I'm in need of several screening tests, but I won't do those if I have no medical coverage - they're prohibitively expensive, though designed to diagnose/rule out potentially fatal developments/conditions. If applicable, effective treatment following at least one of those tests (sleep study) would greatly improve my daily quality of life. The other two recommended tests are for conditions, for which I have a strong family history of sudden fatality.
So instead I looked at him, and replied, "I'm glad it's coming. I work part time, so I have no health insurance coverage."
(Brief pause, with no break in eye contact.)

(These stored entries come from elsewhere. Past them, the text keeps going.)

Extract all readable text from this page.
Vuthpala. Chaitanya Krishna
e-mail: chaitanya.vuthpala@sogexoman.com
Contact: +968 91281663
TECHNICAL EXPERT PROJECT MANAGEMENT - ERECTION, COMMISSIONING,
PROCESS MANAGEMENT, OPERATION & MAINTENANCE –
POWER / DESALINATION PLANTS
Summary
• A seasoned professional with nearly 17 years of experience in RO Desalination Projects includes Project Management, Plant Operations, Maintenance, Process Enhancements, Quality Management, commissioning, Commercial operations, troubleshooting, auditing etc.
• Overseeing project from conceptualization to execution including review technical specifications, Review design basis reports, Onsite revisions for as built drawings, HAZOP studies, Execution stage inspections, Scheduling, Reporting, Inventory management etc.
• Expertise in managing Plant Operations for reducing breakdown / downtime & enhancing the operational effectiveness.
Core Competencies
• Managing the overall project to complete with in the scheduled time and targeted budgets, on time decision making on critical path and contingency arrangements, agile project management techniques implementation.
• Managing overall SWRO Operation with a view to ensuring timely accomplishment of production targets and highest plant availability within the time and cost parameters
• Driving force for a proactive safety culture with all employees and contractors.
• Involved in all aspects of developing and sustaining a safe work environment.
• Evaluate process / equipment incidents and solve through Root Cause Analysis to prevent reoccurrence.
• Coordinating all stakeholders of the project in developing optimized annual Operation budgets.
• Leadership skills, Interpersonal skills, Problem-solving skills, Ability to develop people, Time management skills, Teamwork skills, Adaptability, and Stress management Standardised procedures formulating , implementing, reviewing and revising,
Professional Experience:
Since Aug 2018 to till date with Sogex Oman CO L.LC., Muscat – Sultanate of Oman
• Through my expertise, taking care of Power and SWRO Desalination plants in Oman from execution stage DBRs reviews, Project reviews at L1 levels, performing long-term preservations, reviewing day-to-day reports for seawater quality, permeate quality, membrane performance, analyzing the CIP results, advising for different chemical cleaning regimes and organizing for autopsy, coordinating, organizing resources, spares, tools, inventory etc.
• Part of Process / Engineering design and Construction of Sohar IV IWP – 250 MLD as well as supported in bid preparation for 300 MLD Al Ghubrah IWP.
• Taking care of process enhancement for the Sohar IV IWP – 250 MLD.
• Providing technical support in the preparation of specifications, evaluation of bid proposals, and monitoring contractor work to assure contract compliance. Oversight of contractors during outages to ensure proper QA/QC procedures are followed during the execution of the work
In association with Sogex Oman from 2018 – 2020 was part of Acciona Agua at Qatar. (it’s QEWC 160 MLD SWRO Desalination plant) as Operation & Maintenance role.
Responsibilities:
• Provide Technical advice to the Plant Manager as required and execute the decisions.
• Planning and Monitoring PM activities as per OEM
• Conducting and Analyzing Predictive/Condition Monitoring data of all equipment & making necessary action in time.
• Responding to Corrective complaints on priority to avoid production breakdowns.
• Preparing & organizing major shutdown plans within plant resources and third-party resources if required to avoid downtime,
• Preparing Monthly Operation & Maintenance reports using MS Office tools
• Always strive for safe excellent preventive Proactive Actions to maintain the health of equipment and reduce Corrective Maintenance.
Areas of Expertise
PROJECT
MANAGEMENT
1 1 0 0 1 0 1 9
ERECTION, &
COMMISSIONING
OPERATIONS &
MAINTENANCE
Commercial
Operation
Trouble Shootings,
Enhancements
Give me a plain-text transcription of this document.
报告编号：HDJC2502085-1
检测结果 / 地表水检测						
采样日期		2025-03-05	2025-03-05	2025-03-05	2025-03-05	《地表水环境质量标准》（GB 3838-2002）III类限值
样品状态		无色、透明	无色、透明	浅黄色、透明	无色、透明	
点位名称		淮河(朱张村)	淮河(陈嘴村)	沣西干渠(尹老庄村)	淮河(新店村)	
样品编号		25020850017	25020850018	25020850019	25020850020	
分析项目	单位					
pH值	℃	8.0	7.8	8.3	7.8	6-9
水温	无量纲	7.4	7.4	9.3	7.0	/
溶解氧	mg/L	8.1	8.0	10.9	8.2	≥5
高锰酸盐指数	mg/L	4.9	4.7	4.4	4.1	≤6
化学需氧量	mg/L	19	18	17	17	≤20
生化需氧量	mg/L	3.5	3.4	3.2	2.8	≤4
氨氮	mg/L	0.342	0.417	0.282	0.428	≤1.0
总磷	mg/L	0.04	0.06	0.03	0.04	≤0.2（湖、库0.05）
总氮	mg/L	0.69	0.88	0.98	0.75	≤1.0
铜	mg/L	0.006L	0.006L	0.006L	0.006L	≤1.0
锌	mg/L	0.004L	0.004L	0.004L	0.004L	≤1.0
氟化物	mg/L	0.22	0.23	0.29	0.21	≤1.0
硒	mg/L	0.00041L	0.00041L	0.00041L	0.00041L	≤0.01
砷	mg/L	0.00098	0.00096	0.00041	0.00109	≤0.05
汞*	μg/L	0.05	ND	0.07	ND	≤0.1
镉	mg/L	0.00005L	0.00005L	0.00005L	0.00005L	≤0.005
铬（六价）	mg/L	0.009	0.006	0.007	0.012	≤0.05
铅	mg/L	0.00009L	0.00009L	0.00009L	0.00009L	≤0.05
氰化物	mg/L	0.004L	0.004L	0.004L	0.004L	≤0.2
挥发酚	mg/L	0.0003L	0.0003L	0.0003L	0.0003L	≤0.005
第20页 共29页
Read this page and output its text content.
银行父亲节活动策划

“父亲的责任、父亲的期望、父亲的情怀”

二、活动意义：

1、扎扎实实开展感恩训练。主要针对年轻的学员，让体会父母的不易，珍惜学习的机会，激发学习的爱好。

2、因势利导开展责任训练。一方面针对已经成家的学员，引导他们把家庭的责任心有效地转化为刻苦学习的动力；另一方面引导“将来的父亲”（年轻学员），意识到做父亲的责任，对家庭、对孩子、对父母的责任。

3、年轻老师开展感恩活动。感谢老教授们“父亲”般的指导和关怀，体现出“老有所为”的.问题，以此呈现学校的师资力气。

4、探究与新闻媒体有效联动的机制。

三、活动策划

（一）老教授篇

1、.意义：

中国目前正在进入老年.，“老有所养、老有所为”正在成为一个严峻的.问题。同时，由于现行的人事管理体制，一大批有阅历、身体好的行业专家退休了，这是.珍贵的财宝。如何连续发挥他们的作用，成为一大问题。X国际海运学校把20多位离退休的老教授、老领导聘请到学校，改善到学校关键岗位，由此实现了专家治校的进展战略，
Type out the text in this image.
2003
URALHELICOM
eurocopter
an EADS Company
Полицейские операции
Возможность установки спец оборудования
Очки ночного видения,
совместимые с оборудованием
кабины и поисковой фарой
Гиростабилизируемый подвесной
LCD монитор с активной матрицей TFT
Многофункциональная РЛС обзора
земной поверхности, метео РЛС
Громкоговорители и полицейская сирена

"I work in a hospital, but I have no access to health care."
He gruffly replied, "Well, there'll be more of that sort of thing going around." (I think he meant full-time jobs being converted to part-time jobs.) But then he was ready for his appointment, and any further conversation was curtailed.
When he departed, though, I made sure to smile and say, "Take care, and enjoy the great weather!"
I think more people need to become aware that their neighbors and friends will benefit from the ACA - even if it's people they never met before. Even if these people have no visible health problems. Even if it's hard-working, middle class Americans. It's somehow harder to demonize other people as being unworthy, when they look like you, sound like you, and are people you encounter in your everyday life in a small town.
(And there's at least one life-saving or life-extending surgery I qualify for in medical terms, but for which I've not had an insurance policy that would even partially cover the procedure.)